Monday, March 28, 2011

The Kids Are All Right

After arriving home from a family outing to Rango, I noticed my cell phone was missing. It was a miracle to notice this within an hour of leaving the theater, rather than say, two weeks later, but that is a different post titled “I Hate Cell Phones.” This post is not about hate—it is about hate’s opposite, though I have not yet figured out what that is.

I called the theater to see if I had left the phone there, and a young man I will call Pat answered. I don’t call him Pat to protect his anonymity, but because I can’t remember his name. Pat asked many clarifying questions as to where in the theater I was sitting and what the phone looked like.

“The movie ends at 9:25,” Pat said. “I will go in at 9:28 to look for your phone. You can expect a call back from me—hopefully telling you I have your phone.”

Yeah, right, I thought, like he’ll remember. “Or I could call you at 9:35,” I said.

“You could do that,” Pat said.

Pat called at 9:42. “I am happy to say I have good news. I have your phone in my hand.”

Pat actually seemed to care whether I got my phone.
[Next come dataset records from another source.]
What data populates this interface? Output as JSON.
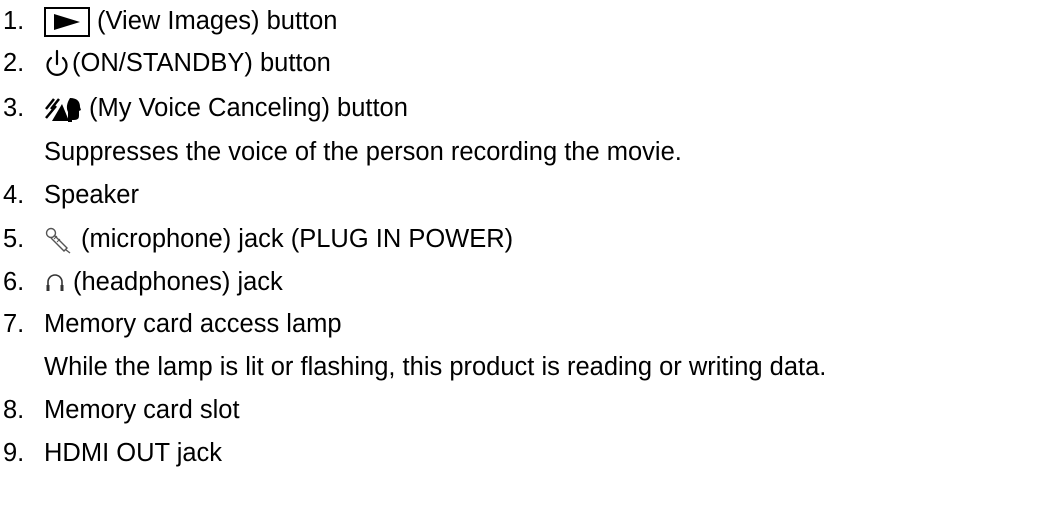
{
  "items": [
    {
      "number": "1.",
      "icon": "play-triangle-icon",
      "text": "(View Images) button"
    },
    {
      "number": "2.",
      "icon": "power-icon",
      "text": "(ON/STANDBY) button"
    },
    {
      "number": "3.",
      "icon": "my-voice-canceling-icon",
      "text": "(My Voice Canceling) button",
      "description": "Suppresses the voice of the person recording the movie."
    },
    {
      "number": "4.",
      "text": "Speaker"
    },
    {
      "number": "5.",
      "icon": "microphone-icon",
      "text": "(microphone) jack (PLUG IN POWER)"
    },
    {
      "number": "6.",
      "icon": "headphones-icon",
      "text": "(headphones) jack"
    },
    {
      "number": "7.",
      "text": "Memory card access lamp",
      "description": "While the lamp is lit or flashing, this product is reading or writing data."
    },
    {
      "number": "8.",
      "text": "Memory card slot"
    },
    {
      "number": "9.",
      "text": "HDMI OUT jack"
    }
  ],
  "colors": {
    "text": "#000000",
    "background": "#ffffff"
  }
}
When my cousin worked at Pottery Barn, customers would send letters to her manager raving about her service. I couldn’t imagine what could be so great about service that you’d be compelled to write a letter. But somehow, on a snowy February night, a 19-year-old had my back while I wasn’t expecting it or thinking I needed it, and it was such a relief.

I don’t know how to describe Pat’s manner: it wasn’t kindness, exactly, though that was there. It wasn’t politeness, or even helpfulness, though those were there also. It was more like humanity. Goodwill. He was naturally engaged, interested, open. I wondered what his parents were like, and whether they were proud to have such a lovely son. I hope they are proud of themselves.

And I hope my children and I grow up to be this altruistic.

Wikipedia: Altruism can be distinguished from feelings of loyalty and duty. Altruism focuses on a motivation to help others or a want to do good without reward

This post for Susan. If she can write a long thoughtful post, so can I.


  1. I can just see how each of our second novels is going to be written…

  2. Via competition and compliments.

  3. Why is this the first time I am aware you are a blogger? One year ago, when three of us gave the presentation on blogs, you said not a word. Wish you'd given some input and added to what Jennie, Kathy and I said. I'll be checking in now and then to see what you have to say. Looking forward to more like the above, which was good!